Chapitre 4 - Lucie
Je me demande encore pourquoi je le suis partout, tout le temps.
Peut-être que j'ai vu quelque chose chez lui qu'il ne sait pas lui-même.
Peut-être que je me sens un peu moins paumée à côté de lui.
Pourtant il est chiant.
J'ai cru qu'il laisserait tomber les questions mais de une par jour, on est passés à deux.
Comment il a réussi à faire ça ? Aucune idée.
Mes réponses sont toujours ultra succinctes mais il ne relève jamais.
C'est lui qui a les cartes en main de toute façon.
Et puis, il est parfois trop sérieux. Ce qui ne colle pas du tout avec son look. À part en anglais où il s'en contrefiche, il écoute, prend ses notes comme personne.
Il écrit bien ce con pour un mec.
En fait, il n'a pas la tête du bon élève et je crois que ça me fait chier qu'il le soit.
Pourtant je suis quasi sûre qu'il n'a pas besoin de faire tout ça pour réussir.
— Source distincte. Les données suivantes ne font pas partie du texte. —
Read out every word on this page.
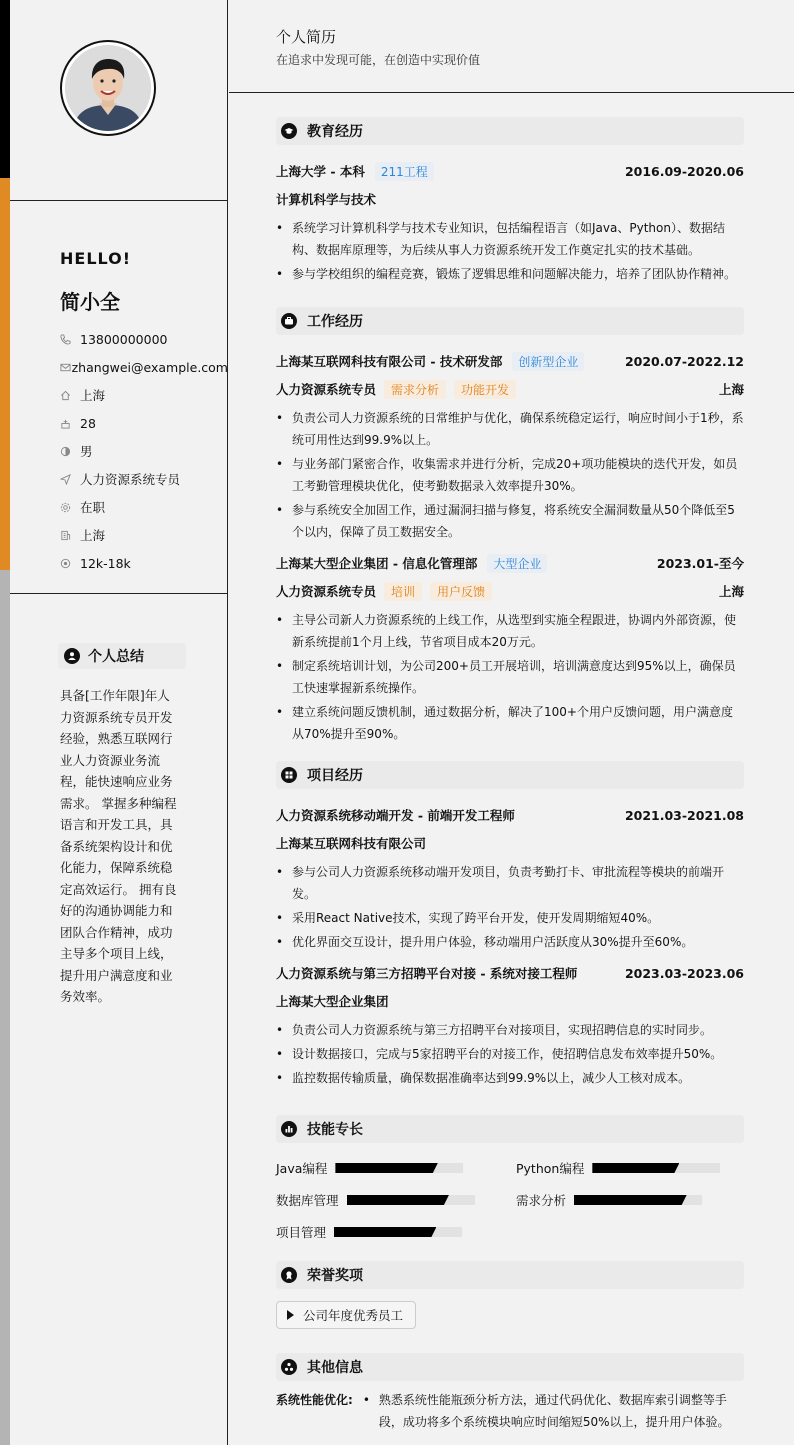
HELLO!
简小全
13800000000
zhangwei@example.com
上海
28
男
人力资源系统专员
在职
上海
12k-18k
个人总结
具备[工作年限]年人力资源系统专员开发经验，熟悉互联网行业人力资源业务流程，能快速响应业务需求。 掌握多种编程语言和开发工具，具备系统架构设计和优化能力，保障系统稳定高效运行。 拥有良好的沟通协调能力和团队合作精神，成功主导多个项目上线，提升用户满意度和业务效率。
个人简历
在追求中发现可能，在创造中实现价值
教育经历
上海大学 - 本科	211工程	2016.09-2020.06
计算机科学与技术
• 系统学习计算机科学与技术专业知识，包括编程语言（如Java、Python）、数据结构、数据库原理等，为后续从事人力资源系统开发工作奠定扎实的技术基础。
• 参与学校组织的编程竞赛，锻炼了逻辑思维和问题解决能力，培养了团队协作精神。
工作经历
上海某互联网科技有限公司 - 技术研发部	创新型企业	2020.07-2022.12
人力资源系统专员	需求分析	功能开发	上海
• 负责公司人力资源系统的日常维护与优化，确保系统稳定运行，响应时间小于1秒，系统可用性达到99.9%以上。
• 与业务部门紧密合作，收集需求并进行分析，完成20+项功能模块的迭代开发，如员工考勤管理模块优化，使考勤数据录入效率提升30%。
• 参与系统安全加固工作，通过漏洞扫描与修复，将系统安全漏洞数量从50个降低至5个以内，保障了员工数据安全。
上海某大型企业集团 - 信息化管理部	大型企业	2023.01-至今
人力资源系统专员	培训	用户反馈	上海
• 主导公司新人力资源系统的上线工作，从选型到实施全程跟进，协调内外部资源，使新系统提前1个月上线，节省项目成本20万元。
• 制定系统培训计划，为公司200+员工开展培训，培训满意度达到95%以上，确保员工快速掌握新系统操作。
• 建立系统问题反馈机制，通过数据分析，解决了100+个用户反馈问题，用户满意度从70%提升至90%。
项目经历
人力资源系统移动端开发 - 前端开发工程师	2021.03-2021.08
上海某互联网科技有限公司
• 参与公司人力资源系统移动端开发项目，负责考勤打卡、审批流程等模块的前端开发。
• 采用React Native技术，实现了跨平台开发，使开发周期缩短40%。
• 优化界面交互设计，提升用户体验，移动端用户活跃度从30%提升至60%。
人力资源系统与第三方招聘平台对接 - 系统对接工程师	2023.03-2023.06
上海某大型企业集团
• 负责公司人力资源系统与第三方招聘平台对接项目，实现招聘信息的实时同步。
• 设计数据接口，完成与5家招聘平台的对接工作，使招聘信息发布效率提升50%。
• 监控数据传输质量，确保数据准确率达到99.9%以上，减少人工核对成本。
技能专长
Java编程	Python编程
数据库管理	需求分析
项目管理
荣誉奖项
公司年度优秀员工
其他信息
系统性能优化:
•	熟悉系统性能瓶颈分析方法，通过代码优化、数据库索引调整等手段，成功将多个系统模块响应时间缩短50%以上，提升用户体验。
Enfin, il fait ce qu'il veut.
Comme je ne pose aucune question en retour, je ne sais presque rien de lui.
J'ai entendu quelques bruits de couloir. Qu'il a une copine qui s'appelle Marie, qu'elle est dans un autre lycée, qu'il est bien anglais. Il est arrivé en France en seconde apparemment.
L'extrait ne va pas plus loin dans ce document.